Vorführung des Dokufilms „Per silenzio e vento“.
Regisseur: Marco Zuin
Drehbuchautor: Matteo Righetto
Produktionsgesellschaft: L'eubage srl, Albolina Film
Durch den Wechsel von Archivfilmen in Super8 zu zeitgenössischen Bildern folgt „Per silenzio e vento“ dem Blick des Schriftstellers Matteo Righetto und seinem Treffen mit Bergsteigern verschiedener Generationen, die die Berge erleben. Gemeinsam durchqueren sie die spektakulären Routen der Dolomiten und denken über die Widersprüche nach, die sich in ihnen widerspiegeln.
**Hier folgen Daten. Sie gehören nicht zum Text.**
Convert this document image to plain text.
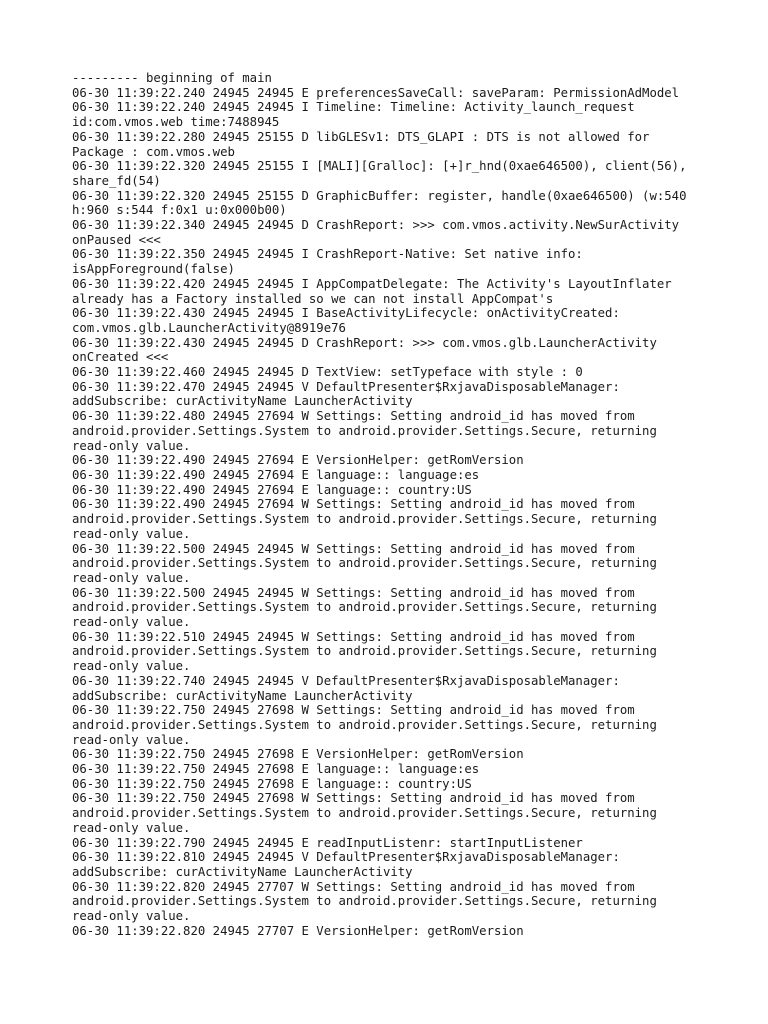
--------- beginning of main
06-30 11:39:22.240 24945 24945 E preferencesSaveCall: saveParam: PermissionAdModel
06-30 11:39:22.240 24945 24945 I Timeline: Timeline: Activity_launch_request
id:com.vmos.web time:7488945
06-30 11:39:22.280 24945 25155 D libGLESv1: DTS_GLAPI : DTS is not allowed for
Package : com.vmos.web
06-30 11:39:22.320 24945 25155 I [MALI][Gralloc]: [+]r_hnd(0xae646500), client(56),
share_fd(54)
06-30 11:39:22.320 24945 25155 D GraphicBuffer: register, handle(0xae646500) (w:540
h:960 s:544 f:0x1 u:0x000b00)
06-30 11:39:22.340 24945 24945 D CrashReport: >>> com.vmos.activity.NewSurActivity
onPaused <<<
06-30 11:39:22.350 24945 24945 I CrashReport-Native: Set native info:
isAppForeground(false)
06-30 11:39:22.420 24945 24945 I AppCompatDelegate: The Activity's LayoutInflater
already has a Factory installed so we can not install AppCompat's
06-30 11:39:22.430 24945 24945 I BaseActivityLifecycle: onActivityCreated:
com.vmos.glb.LauncherActivity@8919e76
06-30 11:39:22.430 24945 24945 D CrashReport: >>> com.vmos.glb.LauncherActivity
onCreated <<<
06-30 11:39:22.460 24945 24945 D TextView: setTypeface with style : 0
06-30 11:39:22.470 24945 24945 V DefaultPresenter$RxjavaDisposableManager:
addSubscribe: curActivityName LauncherActivity
06-30 11:39:22.480 24945 27694 W Settings: Setting android_id has moved from
android.provider.Settings.System to android.provider.Settings.Secure, returning
read-only value.
06-30 11:39:22.490 24945 27694 E VersionHelper: getRomVersion
06-30 11:39:22.490 24945 27694 E language:: language:es
06-30 11:39:22.490 24945 27694 E language:: country:US
06-30 11:39:22.490 24945 27694 W Settings: Setting android_id has moved from
android.provider.Settings.System to android.provider.Settings.Secure, returning
read-only value.
06-30 11:39:22.500 24945 24945 W Settings: Setting android_id has moved from
android.provider.Settings.System to android.provider.Settings.Secure, returning
read-only value.
06-30 11:39:22.500 24945 24945 W Settings: Setting android_id has moved from
android.provider.Settings.System to android.provider.Settings.Secure, returning
read-only value.
06-30 11:39:22.510 24945 24945 W Settings: Setting android_id has moved from
android.provider.Settings.System to android.provider.Settings.Secure, returning
read-only value.
06-30 11:39:22.740 24945 24945 V DefaultPresenter$RxjavaDisposableManager:
addSubscribe: curActivityName LauncherActivity
06-30 11:39:22.750 24945 27698 W Settings: Setting android_id has moved from
android.provider.Settings.System to android.provider.Settings.Secure, returning
read-only value.
06-30 11:39:22.750 24945 27698 E VersionHelper: getRomVersion
06-30 11:39:22.750 24945 27698 E language:: language:es
06-30 11:39:22.750 24945 27698 E language:: country:US
06-30 11:39:22.750 24945 27698 W Settings: Setting android_id has moved from
android.provider.Settings.System to android.provider.Settings.Secure, returning
read-only value.
06-30 11:39:22.790 24945 24945 E readInputListenr: startInputListener
06-30 11:39:22.810 24945 24945 V DefaultPresenter$RxjavaDisposableManager:
addSubscribe: curActivityName LauncherActivity
06-30 11:39:22.820 24945 27707 W Settings: Setting android_id has moved from
android.provider.Settings.System to android.provider.Settings.Secure, returning
read-only value.
06-30 11:39:22.820 24945 27707 E VersionHelper: getRomVersion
Der Dokumentarfilm zeigt den Kontrast zwischen der uralten Verbundenheit mit der Natur, dokumentiert durch die Anfangsbilder von Fossilien, Wiesen und Tierspuren, und der Gleichgültigkeit gegenüber der urbanen Hektik, die sich in Staus von Autos sowie in Touristen und Bergsteigern manifestiert, die gegenüber den neuen Verletzlichkeiten der Umwelt gleichgültig sind. Der Film reflektiert so über den ethischen Wert der Hochgebirge, aufgegebene den Alpinismus als Herausforderung oder sportliches Unterfangen, um sich stattdessen in ein tiefes Zuhören und ein neues Bewusstsein zu entwickeln.
Anlässlich der Vorführung des Films „Per silenzio e vento“ ein Vorgeschmack auf das neue Buch von Matteo Righetto „Lo Zen e l’arte di andare a funghi“ (Feltrinelli).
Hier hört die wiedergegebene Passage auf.